SBI report pegged FY21 fiscal deficit at 7.4% of GDP
A report released by State Bank of India (SBI) research pegged the Centre’s fiscal deficit for FY21 to be at 7.4 per cent of GDP. While, it pegged the combined fiscal deficit of the Centre and states at 12.1 per cent of GDP.
It said that the current trends in GDP for FY21 will translate into Rs 3.2 lakh crore net revenue shortfall for the Centre. Similarly, expenditure will be higher by around Rs 3.3 lakh crore. Thus, the fiscal deficit will be around Rs 14.46 lakh crore.
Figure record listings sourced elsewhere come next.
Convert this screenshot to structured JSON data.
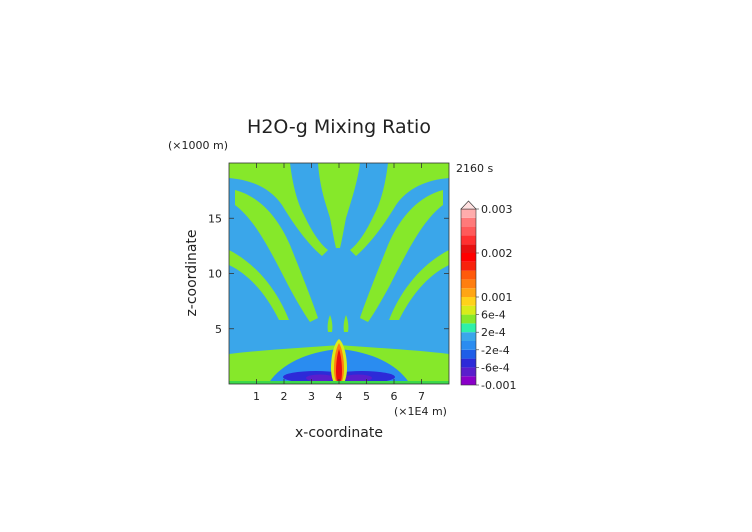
{
  "chart_data": {
    "type": "heatmap",
    "title": "H2O-g Mixing Ratio",
    "time_label": "2160 s",
    "xlabel": "x-coordinate",
    "ylabel": "z-coordinate",
    "x_unit_label": "(×1E4 m)",
    "y_unit_label": "(×1000 m)",
    "xlim": [
      0,
      8
    ],
    "ylim": [
      0,
      20
    ],
    "x_ticks": [
      1,
      2,
      3,
      4,
      5,
      6,
      7
    ],
    "x_tick_labels": [
      "1",
      "2",
      "3",
      "4",
      "5",
      "6",
      "7"
    ],
    "y_ticks": [
      5,
      10,
      15
    ],
    "y_tick_labels": [
      "5",
      "10",
      "15"
    ],
    "colorbar": {
      "levels": [
        -0.001,
        -0.0008,
        -0.0006,
        -0.0004,
        -0.0002,
        0,
        0.0002,
        0.0004,
        0.0006,
        0.0008,
        0.001,
        0.0012,
        0.0014,
        0.0016,
        0.0018,
        0.002,
        0.0022,
        0.0024,
        0.0026,
        0.0028,
        0.003
      ],
      "colors": [
        "#8a00c8",
        "#5a1ecc",
        "#2d2ad8",
        "#1f5ee8",
        "#2a8cf0",
        "#3aa6ea",
        "#2ef0a8",
        "#86e82a",
        "#d8ec1a",
        "#ffd21a",
        "#ffa514",
        "#ff7e10",
        "#ff5a0c",
        "#f8220c",
        "#ff0000",
        "#e81010",
        "#ff3030",
        "#ff5a5a",
        "#ff7a7a",
        "#ffacac"
      ],
      "tick_values": [
        0.003,
        0.002,
        0.001,
        0.0006,
        0.0002,
        -0.0002,
        -0.0006,
        -0.001
      ],
      "tick_labels": [
        "0.003",
        "0.002",
        "0.001",
        "6e-4",
        "2e-4",
        "-2e-4",
        "-6e-4",
        "-0.001"
      ]
    },
    "field_regions": [
      {
        "name": "background",
        "value": 0.0001
      },
      {
        "name": "bottom-band",
        "value": 0.0004
      },
      {
        "name": "low-dome",
        "value": -0.0001
      },
      {
        "name": "negative-lobe-left",
        "value": -0.0005
      },
      {
        "name": "negative-lobe-right",
        "value": -0.0005
      },
      {
        "name": "negative-core-left",
        "value": -0.0008
      },
      {
        "name": "negative-core-right",
        "value": -0.0008
      },
      {
        "name": "plume-outer",
        "value": 0.0007
      },
      {
        "name": "plume-middle",
        "value": 0.0012
      },
      {
        "name": "plume-inner",
        "value": 0.0021
      }
    ]
  }
}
The SBI economists also pitched for avoiding new taxes and urged the government to mount “honest attempts” to settle past litigations to raise resources instead. As of data available till FY19, the total amount under tax dispute was around Rs 9.5 lakh crore.
What more can be done
The measures stated above along with aggressive and well planned sale of government stakes in public sector companies will not only raise one time revenue, but also prevent financial bleeding in some cases — like Air India that has piled up losses of about Rs 90,000 crore (debt-cum-liabilities).
Then there is the Finance Commission award which is likely to be made public on the Budget day. It is stated to transform the fiscal situation of the Centre and the states for the next five years. If the report is good then it, combined with International Monetary Fund’s (IMF’s) projection of 11.5 per cent GDP growth in 2021-22 will provide the government enough head room to spend big and yet not derail its finances next year.